Perreira and Wong couldn't change Kansas City, but their impact on their teammates in three years has been profound.
"Our team would not be the same without them," said Katie Keating, a junior from Orange County, Calif. "They are so friendly and so loving and so caring ... They share their culture and it's part of our team now."
The Missouri-Kansas City volleyball players not only warm up to a tape of Hawaiian music now, they say "puka" for hole in the block, "pau" and "aloha ball."
Off the court, a lot of them are wearing slippers which they remove before entering Perreira's and Wong's apartment eating Spam musubi, rice, and the lomi salmon, lau lau and kalua pig that Perreira's and Wong's parents send them from Hawai'i. They even suck on li hing mui.
"They adapted to us," Wong said.
"The only Hawaiian thing I don't like is poi," Keating said. "It's awful."
The Hawai'i-style volleyball Perreira and Wong brought to Kansas City has "rubbed off" on their teammates, too, Keating said. "At practice, sometimes you don't want to be there, but Char (a co-captain) is yelling at everybody, she pumps us up.
"Their concept is team. You can tell their love and passion for volleyball and never giving up," Keating said. "I wouldn't trade them for anything in the world."
Perreira, a 6-footer, shared time at middle hitter this season after two years as a reserve.
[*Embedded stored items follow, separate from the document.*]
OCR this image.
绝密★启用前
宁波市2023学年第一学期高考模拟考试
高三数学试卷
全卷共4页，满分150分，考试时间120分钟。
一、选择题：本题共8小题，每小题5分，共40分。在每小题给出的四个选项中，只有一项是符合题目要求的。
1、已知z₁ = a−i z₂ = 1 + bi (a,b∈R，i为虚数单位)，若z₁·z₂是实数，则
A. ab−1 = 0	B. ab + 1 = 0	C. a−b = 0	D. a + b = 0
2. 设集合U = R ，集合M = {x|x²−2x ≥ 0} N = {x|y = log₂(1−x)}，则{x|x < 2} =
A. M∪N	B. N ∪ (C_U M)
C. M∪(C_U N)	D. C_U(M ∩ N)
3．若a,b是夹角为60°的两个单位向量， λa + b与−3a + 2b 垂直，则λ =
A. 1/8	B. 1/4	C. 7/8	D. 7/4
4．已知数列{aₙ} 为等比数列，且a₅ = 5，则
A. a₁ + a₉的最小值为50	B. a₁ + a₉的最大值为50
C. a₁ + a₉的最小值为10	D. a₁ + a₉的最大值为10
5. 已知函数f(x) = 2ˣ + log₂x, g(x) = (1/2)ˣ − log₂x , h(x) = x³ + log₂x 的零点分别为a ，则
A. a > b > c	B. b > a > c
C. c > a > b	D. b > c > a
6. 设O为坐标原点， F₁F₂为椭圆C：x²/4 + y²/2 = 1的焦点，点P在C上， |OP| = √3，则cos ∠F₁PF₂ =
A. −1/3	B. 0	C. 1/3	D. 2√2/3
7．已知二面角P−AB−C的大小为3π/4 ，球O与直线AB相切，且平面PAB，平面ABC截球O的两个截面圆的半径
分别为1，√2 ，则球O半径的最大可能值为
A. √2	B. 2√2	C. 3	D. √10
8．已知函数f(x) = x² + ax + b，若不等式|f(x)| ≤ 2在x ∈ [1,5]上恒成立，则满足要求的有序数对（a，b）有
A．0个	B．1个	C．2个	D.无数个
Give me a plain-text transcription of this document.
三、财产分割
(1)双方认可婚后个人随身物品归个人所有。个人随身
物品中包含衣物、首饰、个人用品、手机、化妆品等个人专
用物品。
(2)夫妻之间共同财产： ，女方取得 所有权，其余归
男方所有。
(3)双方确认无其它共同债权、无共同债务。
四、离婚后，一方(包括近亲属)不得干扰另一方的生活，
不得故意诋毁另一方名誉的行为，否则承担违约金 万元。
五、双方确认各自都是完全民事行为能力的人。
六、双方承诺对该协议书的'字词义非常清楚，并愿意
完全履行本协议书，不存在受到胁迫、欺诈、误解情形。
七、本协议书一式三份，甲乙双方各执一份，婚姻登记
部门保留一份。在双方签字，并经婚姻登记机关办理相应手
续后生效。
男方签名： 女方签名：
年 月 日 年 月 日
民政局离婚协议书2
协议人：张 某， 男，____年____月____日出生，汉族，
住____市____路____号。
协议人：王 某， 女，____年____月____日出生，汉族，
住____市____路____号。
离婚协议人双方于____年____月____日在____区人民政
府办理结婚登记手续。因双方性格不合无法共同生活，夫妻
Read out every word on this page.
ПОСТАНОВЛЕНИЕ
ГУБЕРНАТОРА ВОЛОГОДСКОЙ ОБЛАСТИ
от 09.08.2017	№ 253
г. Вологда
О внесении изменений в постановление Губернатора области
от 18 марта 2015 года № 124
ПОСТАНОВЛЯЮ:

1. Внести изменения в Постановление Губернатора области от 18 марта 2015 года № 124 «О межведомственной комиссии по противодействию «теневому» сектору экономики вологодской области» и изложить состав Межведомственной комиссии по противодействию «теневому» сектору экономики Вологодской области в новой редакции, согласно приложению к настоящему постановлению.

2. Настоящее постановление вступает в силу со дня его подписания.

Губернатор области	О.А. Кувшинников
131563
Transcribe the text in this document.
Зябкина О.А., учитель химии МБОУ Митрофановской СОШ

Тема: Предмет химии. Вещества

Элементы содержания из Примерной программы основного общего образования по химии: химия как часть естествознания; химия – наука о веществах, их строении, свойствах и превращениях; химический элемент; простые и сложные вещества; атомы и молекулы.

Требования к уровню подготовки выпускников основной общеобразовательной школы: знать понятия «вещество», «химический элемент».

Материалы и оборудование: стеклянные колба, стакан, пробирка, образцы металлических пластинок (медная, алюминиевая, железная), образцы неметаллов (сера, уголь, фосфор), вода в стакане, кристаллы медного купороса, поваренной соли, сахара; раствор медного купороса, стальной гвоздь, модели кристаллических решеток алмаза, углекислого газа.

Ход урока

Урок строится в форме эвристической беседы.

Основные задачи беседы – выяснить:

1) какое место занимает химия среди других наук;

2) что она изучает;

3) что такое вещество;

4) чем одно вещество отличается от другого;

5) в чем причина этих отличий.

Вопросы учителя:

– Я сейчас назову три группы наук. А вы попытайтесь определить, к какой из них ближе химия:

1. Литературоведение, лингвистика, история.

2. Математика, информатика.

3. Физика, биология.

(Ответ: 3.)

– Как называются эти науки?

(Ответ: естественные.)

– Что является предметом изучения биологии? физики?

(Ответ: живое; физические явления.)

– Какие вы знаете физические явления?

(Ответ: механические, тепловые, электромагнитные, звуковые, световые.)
Perreira led the team in blocks per game with 1.02 and was third in kills with 2.14. She received the Kangaroos' Volleyball Spirit Award.
Wong, the shortest player on the team at 5-1, subbed for Perreira and Sarah Foster in the back row, playing in 103 of 106 games and averaging 1.52 digs for the 8-20 Kangaroos.
"We grew up a lot here," Perreira said. "When you're away from your comfort zone, you learn to fend for yourself. I became more outspoken; if I have something to say now, I say it. If somebody is rude or cuts in front of me in line, I can say something back."
The best part of the whole experience, Perreira said, is "the friendships that we built. The girls on the team are awesome, incredible.
"I wouldn't change it for the world."